Northwestern Events Calendar

May
6
2016

Plant Biology and Conservation Invited Speaker Seminar,

When: Friday, May 6, 2016
10:00 AM - 11:30 AM CT

Where: Seminar Room A/B, 1000 Lake Cook Road, Glencoe, IL 60022

Audience: Faculty/Staff - Student - Public - Post Docs/Docs - Graduate Students

Contact: Amanda Bartosiak   (847) 467-1118

Group: Graduate Program in Plant Biology and Conservation

Category: Academic

Description:

Janneke Hille Ris Lambers,

Professor of BiologyUniversity of Washington

Topic: Coexistence, niche space, climate change

Abstract: "Predicting how climate change will influence the plants and animals with which we share our planet is one of the most challenging problems ecologists face. Climate is often assumed to be the dominant force governing species distributions, which leads to the prediction that all species will simply shift their ranges poleward and upward as the planet warms. Locally, ecological communities should therefore gain warm-adapted species at the expense of cold-adapted species, which should decline in abundance (i.e. communities should ‘thermophilize’).
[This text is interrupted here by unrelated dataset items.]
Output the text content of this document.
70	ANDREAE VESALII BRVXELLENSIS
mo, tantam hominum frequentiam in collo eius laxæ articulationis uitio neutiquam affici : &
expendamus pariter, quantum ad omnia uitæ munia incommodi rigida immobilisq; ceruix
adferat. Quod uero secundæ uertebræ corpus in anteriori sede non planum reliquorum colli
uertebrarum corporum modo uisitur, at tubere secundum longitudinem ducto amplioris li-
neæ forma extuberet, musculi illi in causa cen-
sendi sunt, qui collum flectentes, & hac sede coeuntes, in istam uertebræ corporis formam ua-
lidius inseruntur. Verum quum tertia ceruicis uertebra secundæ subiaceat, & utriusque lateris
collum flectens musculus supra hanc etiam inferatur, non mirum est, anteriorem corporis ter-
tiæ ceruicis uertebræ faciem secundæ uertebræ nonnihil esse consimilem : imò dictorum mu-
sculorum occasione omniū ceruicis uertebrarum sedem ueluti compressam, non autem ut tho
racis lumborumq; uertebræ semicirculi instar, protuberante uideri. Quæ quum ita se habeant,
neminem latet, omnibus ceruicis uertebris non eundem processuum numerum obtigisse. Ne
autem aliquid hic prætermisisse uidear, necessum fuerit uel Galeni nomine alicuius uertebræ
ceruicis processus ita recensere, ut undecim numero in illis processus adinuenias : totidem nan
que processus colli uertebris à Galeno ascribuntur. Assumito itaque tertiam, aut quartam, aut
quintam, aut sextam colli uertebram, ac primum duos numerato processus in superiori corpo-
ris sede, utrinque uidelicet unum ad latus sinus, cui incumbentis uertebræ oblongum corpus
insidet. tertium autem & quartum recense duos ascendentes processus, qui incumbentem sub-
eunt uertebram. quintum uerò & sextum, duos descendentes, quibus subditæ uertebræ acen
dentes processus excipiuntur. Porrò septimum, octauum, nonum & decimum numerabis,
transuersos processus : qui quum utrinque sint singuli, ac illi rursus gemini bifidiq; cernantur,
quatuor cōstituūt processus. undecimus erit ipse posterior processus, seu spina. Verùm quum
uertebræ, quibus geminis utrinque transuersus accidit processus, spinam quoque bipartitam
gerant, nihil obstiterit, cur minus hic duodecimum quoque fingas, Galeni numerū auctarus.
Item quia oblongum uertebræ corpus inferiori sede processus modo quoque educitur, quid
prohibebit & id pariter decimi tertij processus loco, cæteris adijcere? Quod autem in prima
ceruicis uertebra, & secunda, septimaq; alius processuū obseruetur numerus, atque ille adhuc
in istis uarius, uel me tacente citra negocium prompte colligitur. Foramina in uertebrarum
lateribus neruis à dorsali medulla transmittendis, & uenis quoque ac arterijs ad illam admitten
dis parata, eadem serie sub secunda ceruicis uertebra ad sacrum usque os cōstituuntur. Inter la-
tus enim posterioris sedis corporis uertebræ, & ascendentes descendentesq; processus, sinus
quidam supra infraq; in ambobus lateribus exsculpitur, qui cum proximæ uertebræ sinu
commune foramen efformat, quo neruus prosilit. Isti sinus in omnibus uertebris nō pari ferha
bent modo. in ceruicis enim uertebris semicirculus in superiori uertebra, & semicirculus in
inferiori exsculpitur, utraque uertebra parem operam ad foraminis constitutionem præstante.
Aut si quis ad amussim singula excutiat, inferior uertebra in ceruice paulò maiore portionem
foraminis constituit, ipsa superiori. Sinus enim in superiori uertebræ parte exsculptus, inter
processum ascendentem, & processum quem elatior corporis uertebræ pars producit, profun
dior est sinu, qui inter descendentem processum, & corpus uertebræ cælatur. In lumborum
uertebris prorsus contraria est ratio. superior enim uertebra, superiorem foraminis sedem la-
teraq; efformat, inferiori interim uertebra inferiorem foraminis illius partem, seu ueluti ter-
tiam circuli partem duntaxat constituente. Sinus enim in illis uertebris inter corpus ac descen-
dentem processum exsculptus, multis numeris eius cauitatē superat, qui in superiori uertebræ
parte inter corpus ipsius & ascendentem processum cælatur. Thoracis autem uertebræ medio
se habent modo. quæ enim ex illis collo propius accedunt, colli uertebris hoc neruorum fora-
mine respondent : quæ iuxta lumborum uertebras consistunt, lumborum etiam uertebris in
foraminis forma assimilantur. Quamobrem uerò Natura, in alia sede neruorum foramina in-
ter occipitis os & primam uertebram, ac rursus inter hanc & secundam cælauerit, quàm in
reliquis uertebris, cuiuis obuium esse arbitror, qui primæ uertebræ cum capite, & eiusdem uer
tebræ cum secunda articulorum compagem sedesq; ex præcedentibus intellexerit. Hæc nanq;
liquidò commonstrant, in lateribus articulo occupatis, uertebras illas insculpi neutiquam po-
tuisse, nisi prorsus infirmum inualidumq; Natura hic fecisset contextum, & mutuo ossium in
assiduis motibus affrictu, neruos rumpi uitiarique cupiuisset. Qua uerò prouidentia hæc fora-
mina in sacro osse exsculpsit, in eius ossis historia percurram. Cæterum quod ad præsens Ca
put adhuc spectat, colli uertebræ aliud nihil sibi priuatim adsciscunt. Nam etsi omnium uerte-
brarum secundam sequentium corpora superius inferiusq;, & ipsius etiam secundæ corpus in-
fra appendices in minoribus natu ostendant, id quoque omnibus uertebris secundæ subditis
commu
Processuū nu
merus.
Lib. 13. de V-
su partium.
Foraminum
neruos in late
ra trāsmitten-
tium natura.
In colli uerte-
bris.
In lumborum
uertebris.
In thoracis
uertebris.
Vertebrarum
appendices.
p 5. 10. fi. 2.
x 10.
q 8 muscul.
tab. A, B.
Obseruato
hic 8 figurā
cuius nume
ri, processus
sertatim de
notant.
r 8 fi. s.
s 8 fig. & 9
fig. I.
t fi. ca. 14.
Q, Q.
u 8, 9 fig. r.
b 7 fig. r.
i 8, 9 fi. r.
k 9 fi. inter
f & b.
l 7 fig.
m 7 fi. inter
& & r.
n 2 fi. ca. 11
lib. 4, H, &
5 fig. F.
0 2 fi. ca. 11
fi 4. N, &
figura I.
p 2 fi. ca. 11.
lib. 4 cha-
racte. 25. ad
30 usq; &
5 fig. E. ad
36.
However, fine-scale variation in climate change drivers (i.e. microclimate refugia), demographic inertia (i.e. slow rates of species turnover) and differences among species in their sensitivity and rates of response to climate drivers will add significant complexity to this simple prediction. A major research goal of the Hille Ris Lambers lab is to explore these complexities with observations, experiments and modeling. In this talk, I will present some of our most recent work disentangling the many processes that will influence how forest communities at Mt. Rainier National Park and beyond will respond to climate change. In doing so, I will highlight some of the complications we face in identifying whether ecological communities will be sensitive or resilient to climate change."